Google announced a deal to buy the popular fitness tracking application in November, which would give the search engine company a leg up in the fitness world like fellow competitors Apple and Samsung.
However, the deal was the subject of scrutiny by the Department of Justice (DOJ), which wanted to make sure antitrust laws weren’t being violated by the merger, giving Google too much power in the search engine world. Fitbit’s vast trove of customer data, opponents said, could lead to problems in the future.
This week, Public Knowledge and the Consumer Federation of America penned a letter to Attorney General William Barr in which they said the government should act because Google has few direct competitors in its field. They said it is “critical” to look at which assets could offer room for expansion if allowed to team up with dominant names in various fields.

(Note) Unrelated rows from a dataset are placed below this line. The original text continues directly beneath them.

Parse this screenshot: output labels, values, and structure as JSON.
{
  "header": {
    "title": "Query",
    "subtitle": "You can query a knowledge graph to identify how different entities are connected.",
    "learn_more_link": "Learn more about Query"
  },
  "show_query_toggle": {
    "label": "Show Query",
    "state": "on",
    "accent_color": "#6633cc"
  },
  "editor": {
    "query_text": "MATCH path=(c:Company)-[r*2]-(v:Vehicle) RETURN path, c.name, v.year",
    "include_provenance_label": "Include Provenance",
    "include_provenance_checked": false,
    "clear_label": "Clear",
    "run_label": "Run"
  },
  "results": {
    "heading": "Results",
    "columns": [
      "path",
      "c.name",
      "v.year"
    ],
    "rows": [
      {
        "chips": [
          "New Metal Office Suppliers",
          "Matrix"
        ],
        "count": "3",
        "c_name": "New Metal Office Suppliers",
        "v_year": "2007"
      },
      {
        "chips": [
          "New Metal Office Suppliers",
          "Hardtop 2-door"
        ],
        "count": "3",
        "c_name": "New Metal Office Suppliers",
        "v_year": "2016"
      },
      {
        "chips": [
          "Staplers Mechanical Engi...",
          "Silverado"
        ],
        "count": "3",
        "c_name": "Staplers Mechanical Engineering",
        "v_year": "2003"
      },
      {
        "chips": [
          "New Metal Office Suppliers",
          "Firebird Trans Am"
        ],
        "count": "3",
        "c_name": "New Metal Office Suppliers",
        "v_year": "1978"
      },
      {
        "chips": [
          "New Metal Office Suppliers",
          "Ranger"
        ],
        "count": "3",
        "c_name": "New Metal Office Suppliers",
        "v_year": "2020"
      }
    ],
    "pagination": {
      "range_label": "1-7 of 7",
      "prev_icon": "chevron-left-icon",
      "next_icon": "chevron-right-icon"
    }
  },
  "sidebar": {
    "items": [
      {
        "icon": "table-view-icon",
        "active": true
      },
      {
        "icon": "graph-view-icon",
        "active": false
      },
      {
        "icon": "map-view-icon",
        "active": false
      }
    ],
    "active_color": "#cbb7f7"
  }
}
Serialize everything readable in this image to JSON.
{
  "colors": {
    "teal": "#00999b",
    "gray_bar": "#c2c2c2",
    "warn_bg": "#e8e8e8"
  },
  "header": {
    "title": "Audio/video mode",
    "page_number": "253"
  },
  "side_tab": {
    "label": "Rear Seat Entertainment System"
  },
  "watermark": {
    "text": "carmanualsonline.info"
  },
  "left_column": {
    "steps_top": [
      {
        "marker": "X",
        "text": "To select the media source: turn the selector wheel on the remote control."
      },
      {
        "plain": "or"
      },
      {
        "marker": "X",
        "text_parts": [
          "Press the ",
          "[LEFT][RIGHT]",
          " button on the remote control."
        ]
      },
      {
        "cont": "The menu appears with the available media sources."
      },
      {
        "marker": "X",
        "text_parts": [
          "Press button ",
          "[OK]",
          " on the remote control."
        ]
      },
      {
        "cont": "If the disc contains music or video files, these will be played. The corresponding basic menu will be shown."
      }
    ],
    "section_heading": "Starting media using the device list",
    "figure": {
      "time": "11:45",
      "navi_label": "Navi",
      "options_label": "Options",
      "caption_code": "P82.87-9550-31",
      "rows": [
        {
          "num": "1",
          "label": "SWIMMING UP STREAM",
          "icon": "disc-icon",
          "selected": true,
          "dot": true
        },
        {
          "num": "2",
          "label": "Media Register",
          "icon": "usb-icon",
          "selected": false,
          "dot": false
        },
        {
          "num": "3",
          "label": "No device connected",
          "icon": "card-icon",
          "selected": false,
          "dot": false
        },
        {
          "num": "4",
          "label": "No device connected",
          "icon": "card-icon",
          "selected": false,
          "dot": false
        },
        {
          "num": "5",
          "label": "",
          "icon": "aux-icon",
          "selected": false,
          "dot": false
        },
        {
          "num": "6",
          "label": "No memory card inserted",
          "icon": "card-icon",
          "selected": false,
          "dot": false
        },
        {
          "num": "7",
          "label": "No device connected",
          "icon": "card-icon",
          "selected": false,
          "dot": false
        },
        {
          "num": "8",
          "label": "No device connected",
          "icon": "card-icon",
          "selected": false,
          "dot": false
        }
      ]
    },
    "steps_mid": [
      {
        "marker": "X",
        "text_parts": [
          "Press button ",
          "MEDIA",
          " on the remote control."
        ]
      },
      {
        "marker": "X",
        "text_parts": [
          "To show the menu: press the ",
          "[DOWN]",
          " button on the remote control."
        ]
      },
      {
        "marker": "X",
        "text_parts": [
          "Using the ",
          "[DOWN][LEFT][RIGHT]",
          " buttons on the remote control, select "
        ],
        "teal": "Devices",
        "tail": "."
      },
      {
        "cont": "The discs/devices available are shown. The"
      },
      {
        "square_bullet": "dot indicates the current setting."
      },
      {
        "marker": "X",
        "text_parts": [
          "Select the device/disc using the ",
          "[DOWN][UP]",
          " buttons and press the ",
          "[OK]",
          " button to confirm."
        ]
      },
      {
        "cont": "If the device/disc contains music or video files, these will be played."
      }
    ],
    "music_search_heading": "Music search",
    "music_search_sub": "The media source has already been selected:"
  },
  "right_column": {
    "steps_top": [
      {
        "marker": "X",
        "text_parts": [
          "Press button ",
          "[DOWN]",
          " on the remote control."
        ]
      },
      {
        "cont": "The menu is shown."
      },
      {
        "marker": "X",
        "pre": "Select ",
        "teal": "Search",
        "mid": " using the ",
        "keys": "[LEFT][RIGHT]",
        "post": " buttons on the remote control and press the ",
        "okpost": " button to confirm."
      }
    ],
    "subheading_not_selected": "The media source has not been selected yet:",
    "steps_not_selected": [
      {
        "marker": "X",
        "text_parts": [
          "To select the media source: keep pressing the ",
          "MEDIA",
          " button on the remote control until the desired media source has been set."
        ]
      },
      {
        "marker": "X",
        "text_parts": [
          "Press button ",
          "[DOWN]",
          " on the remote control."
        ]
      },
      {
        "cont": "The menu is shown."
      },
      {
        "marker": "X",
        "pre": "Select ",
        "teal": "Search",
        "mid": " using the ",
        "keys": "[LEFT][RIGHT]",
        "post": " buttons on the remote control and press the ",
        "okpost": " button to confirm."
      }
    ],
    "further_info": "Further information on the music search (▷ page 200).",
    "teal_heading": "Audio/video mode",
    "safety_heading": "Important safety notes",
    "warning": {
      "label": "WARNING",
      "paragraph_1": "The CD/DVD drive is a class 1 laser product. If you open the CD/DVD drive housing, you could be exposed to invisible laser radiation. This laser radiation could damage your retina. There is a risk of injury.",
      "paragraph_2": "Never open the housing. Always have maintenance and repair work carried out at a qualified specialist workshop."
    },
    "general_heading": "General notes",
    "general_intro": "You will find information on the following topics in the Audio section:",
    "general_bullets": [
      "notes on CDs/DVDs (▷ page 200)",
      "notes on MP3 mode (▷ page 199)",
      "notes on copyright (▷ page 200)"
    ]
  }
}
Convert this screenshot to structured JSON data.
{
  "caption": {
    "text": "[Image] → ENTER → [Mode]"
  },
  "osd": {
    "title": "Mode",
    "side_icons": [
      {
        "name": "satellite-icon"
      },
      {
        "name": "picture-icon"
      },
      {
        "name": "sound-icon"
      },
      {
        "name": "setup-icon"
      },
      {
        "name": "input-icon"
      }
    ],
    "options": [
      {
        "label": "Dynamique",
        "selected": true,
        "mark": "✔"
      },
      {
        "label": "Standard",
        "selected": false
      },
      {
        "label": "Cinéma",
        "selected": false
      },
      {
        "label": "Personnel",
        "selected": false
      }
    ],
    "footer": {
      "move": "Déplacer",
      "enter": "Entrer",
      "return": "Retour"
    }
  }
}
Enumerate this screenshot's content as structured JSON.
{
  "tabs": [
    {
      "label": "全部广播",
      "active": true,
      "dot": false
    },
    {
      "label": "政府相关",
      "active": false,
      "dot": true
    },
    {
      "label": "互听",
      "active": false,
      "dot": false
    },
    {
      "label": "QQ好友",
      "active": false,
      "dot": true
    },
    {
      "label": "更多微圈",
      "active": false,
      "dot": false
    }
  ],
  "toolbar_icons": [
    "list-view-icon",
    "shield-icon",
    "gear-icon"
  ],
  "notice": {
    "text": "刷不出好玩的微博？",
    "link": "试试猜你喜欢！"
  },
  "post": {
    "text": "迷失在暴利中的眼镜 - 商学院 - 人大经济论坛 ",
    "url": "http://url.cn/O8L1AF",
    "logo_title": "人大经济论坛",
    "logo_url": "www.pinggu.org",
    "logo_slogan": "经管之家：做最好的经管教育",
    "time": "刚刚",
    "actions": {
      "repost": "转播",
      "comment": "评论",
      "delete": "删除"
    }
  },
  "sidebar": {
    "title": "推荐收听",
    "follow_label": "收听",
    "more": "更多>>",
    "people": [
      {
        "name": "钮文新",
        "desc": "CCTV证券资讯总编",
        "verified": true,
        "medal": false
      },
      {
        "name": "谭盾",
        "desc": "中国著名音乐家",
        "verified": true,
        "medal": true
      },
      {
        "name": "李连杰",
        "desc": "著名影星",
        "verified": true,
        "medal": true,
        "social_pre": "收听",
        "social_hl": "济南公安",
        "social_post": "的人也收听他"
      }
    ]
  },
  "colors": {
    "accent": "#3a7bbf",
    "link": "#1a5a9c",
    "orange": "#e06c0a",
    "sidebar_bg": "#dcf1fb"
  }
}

Google has said it won’t use the Fitbit customer data for advertising. But the two advocacy groups said that doesn’t mean the data will necessarily be kept safe.
In the letter, the groups said Google keeping the Fitbit data to itself through the acquisition could prevent competition of a potential rival.
Google didn’t comment on the letter but said it has provisions in its apps for people to control how their data is used, including exporting it to other platforms.
In February, European antitrust authorities also warned that the acquisition could pose problems. Because of the wide amount of documents Google would be able to access from customers, the EU officials said they worried that Europeans’ private information could be at risk. As such, European Commissioner for Competition Margrethe Vestager, who has been skeptical in the past about big companies making such acquisitions, announced plans to vet the deal.